Hello! My name is William Tjeerdsma and I am a cancer survivor. When I was ten months old, my mom noticed that my left eye wiggled a little bit. She didn’t think that it was anything to be concerned about, but just as a precaution, she pointed it out to my dad, who was a cardiologist, when he came home from work. He didn’t think it was anything to worry about, but just to be safe, they pointed it out to my doctor at my 10 month check-up. That doctor who was examining me didn’t think it was anything to be concerned about, but just to air on the side of caution, he ordered an MRI to be done. While I was getting my MRI, my dad, being a physician, walked into the control room. As he did so, all the other doctors who were standing in there became very quiet. It was at that point that I was diagnosed with a large, inoperable brain tumor behind my left eye.

It was at that point that my parents took me to the Mayo Clinic in Rochester, MN. Between the time that I was ten and nineteen months old, I went through FIVE ROUNDS of intense chemotherapy. Shortly after I had finished my fifth round, I went in for another MRI to check the effectiveness of the chemo. It was at that time that the MRI showed that the tumor had more than TRIPLED in size. It was at that point that the Mayo Clinic sent me home to die.

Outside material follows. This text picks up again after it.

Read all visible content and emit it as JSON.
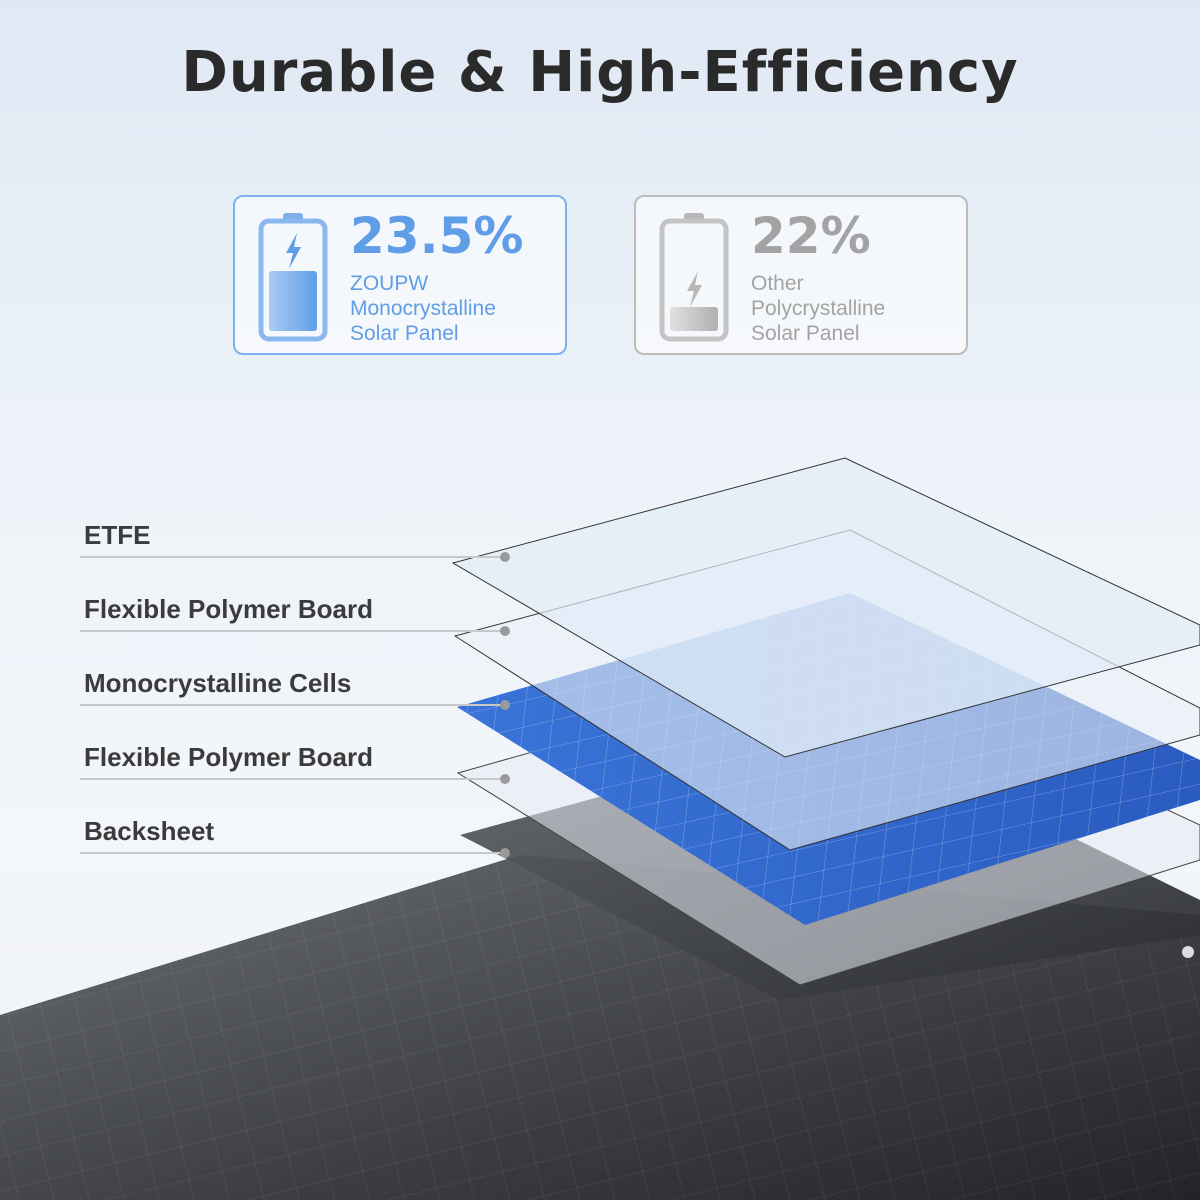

Chemo didn’t work, I was too small for surgery and radiation was not an option at that time.

At that point, my parents were desperate to find someone who could help me. They worked hard at building their faith and believed that God was going to heal me. About that time, my parents were in the process of moving from Biloxi, MS, where my dad had finished serving 13 years in the air force, to Sioux City, IA. (My parents bought our first house in Sioux City sight-unseen from my hospital room at the Mayo Clinic!) Shortly after moving into our house in Sioux City, my parents had a lady come and babysit me so that they could run some errands. My Babysitter knew the situation my family was in and she knew that I was terminally ill. She kept telling my parents that they needed to go to her church, because it was a church that believed in healing! My mom started going and while she was there, other members of the congregation started praying for me and believed for my healing.

By the time that I was about two years old, my pain had become unbearable. We believe that as an answer to my parents’ prayers, God put a man in our lives, who was a pediatric neurosurgeon in Sacramento, CA. He did not promise that he could do anything permanent, but he believed that he could at least alleviate some of the pain. In November of 1997, I underwent my first major brain surgery. It ended up being successful and he was able to remove a large portion of the tumor safely! After I recovered, my parents were able to take me home to Iowa to grow up and live a healthy lifestyle while continuing to receive MRI’s every 3 to 6 months in addition to having check ups with an oncologist at Omaha Children’s Hospital.

In 2004, the scans had shown that there might have been a little bit of growth in the tumor. No one wanted to take any chances, therefore, my parents took me out to the same neurosurgeon and I underwent my second major neurosurgery on November 10, 2004. The surgery was successful and he was able to remove about 80% of the remaining tissue. They followed that up with two months of radiation in January and February of 2005.

Before and after the surgery and while I was receiving radiation, God blessed my mom and I by enabling us to stay at the Ronald McDonald House at Stanford! Because the radiation treatment only took about 15 min in the morning, Monday-Friday, we had the rest of the day to do whatever we wanted to do. I was in third grade at that time, so my mom homeschooled me. On weekends, we were able to drive to San Francisco and Monterey and do a number of fun things! I also started volunteering at the RMH as well! By the end of my 2 months of treatment, I had volunteered 24 hours there. Throughout the entire treatment, God protected me from getting sick or even losing my hair!

That summer, we were told about Team Ronald McDonald, a group of people who were raising money for the RMH at Stanford before walking a half marathon in San Francisco. I decided to join the team. We trained from August all the way up to the race. By the time of the race, I had raised about $3,000 and the entire team raised about $110,000! On October 23, 2005, my mom, brothers and I all walked the half marathon!

In 2009, I had the opportunity to continue volunteering, this time, at my local hospital! It was the same hospital that my dad worked at until he died of a heart attack, on September 24. Although my family mourns losing him, we know that he is in Heaven with Jesus.

Throughout middle school and high school, instead of playing sports, I volunteered! By Christmas time after I graduated from high school, I had reached my goal of volunteering 1,000 hours at the hospital and I ended up receiving The American Citizenship Award at my H.S. graduation!

I am now a Junior at Dordt College in Northwest Iowa studying social work. I would love working as a social worker with pediatric oncology patients because I can relate to what they are going through. I would also be able to tell them my story and let them know that God is a Healer!